Pro tip: Some physical exfoliating scrubs on the market are not the best for the environment (we're looking at you, microbeads). Although microbeads, which are tiny plastic spheres designed to scrub the skin gently, are now widely banned, keep an eye out for products that feature Earth-friendly ingredients.

What's a chemical exfoliant?

Next up, what are chemical exfoliants, and how do chemical exfoliants work? Chemical exfoliants for the face slough off dead skin cells using chemicals that break the bonds between skin cells to loosen up the dead skin making it easy to wipe away. Don't let the word chemical deter you. Chemical exfoliants can actually be more gentle than physical exfoliation.

Chemical exfoliant in dropper bottle

The best chemical exfoliants include enzymes (such as fruit enzymes), alpha hydroxy acids (AHAs) like lactic or glycolic acid, and beta hydroxy acids (BHAs) such as salicylic acid.

AHAs are suitable for dry skin, while BHAs are good for acne-prone and oily skin. They penetrate deeper into the pores and have anti-inflammatory and antibacterial properties delivering an overall deeper exfoliation.

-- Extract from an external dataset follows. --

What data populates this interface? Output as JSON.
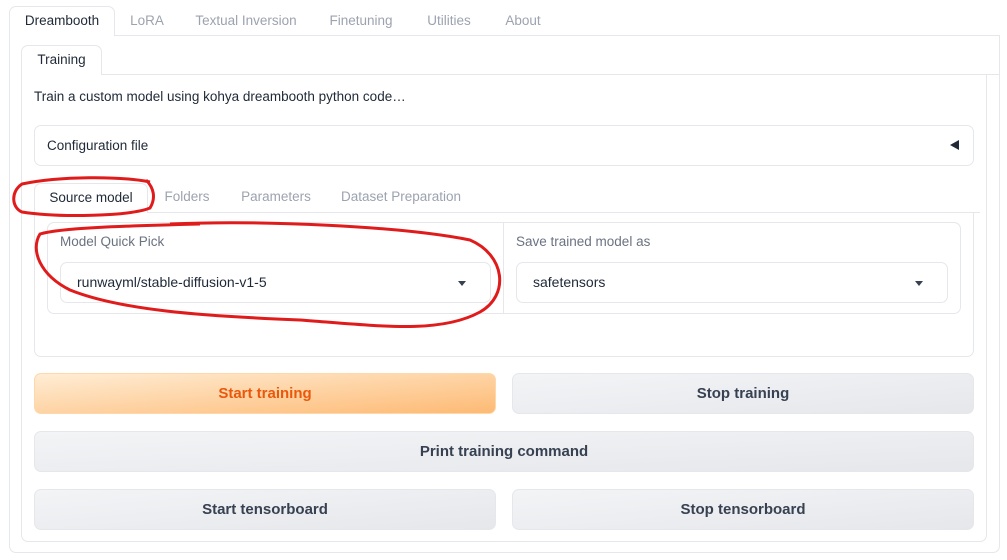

Related Read: Acids 101: This is the Difference Between Lactic and Glycolic Acid

Should you use physical or chemical exfoliants?

It's up to you!

Choosing the right exfoliation type comes down to personal preference and what works well for your skin. Because physical and chemical exfoliation work in different ways, it's also safe to incorporate both into your skincare regime. However, most dermatologists recommend chemical exfoliation as it tends to be more gentle on the skin. Whatever exfoliation type you choose, here are some general exfoliation best practices to follow:

1. Don't over exfoliate

Too much of a good thing is possible with exfoliation. Yes, it can feel satisfying to remove all the gunk from your skin, but doing it too much can strip away your skin's protective barrier, which can lead to redness, inflammation, hyperpigmentation, dryness, or infection. Typically, for most people, exfoliating once or twice a week is ideal, but it really depends on your skin type and the type of product you're using.

2. Start slow

Whether you use physical or chemical exfoliants, it's best to start your exfoliation ritual slowly. Once your skin gets used to it, you can increase your frequency from there. But, if your skin begins to feel irritated or stripped at any point, slow it back down until you find a happy medium that your skin responds to well.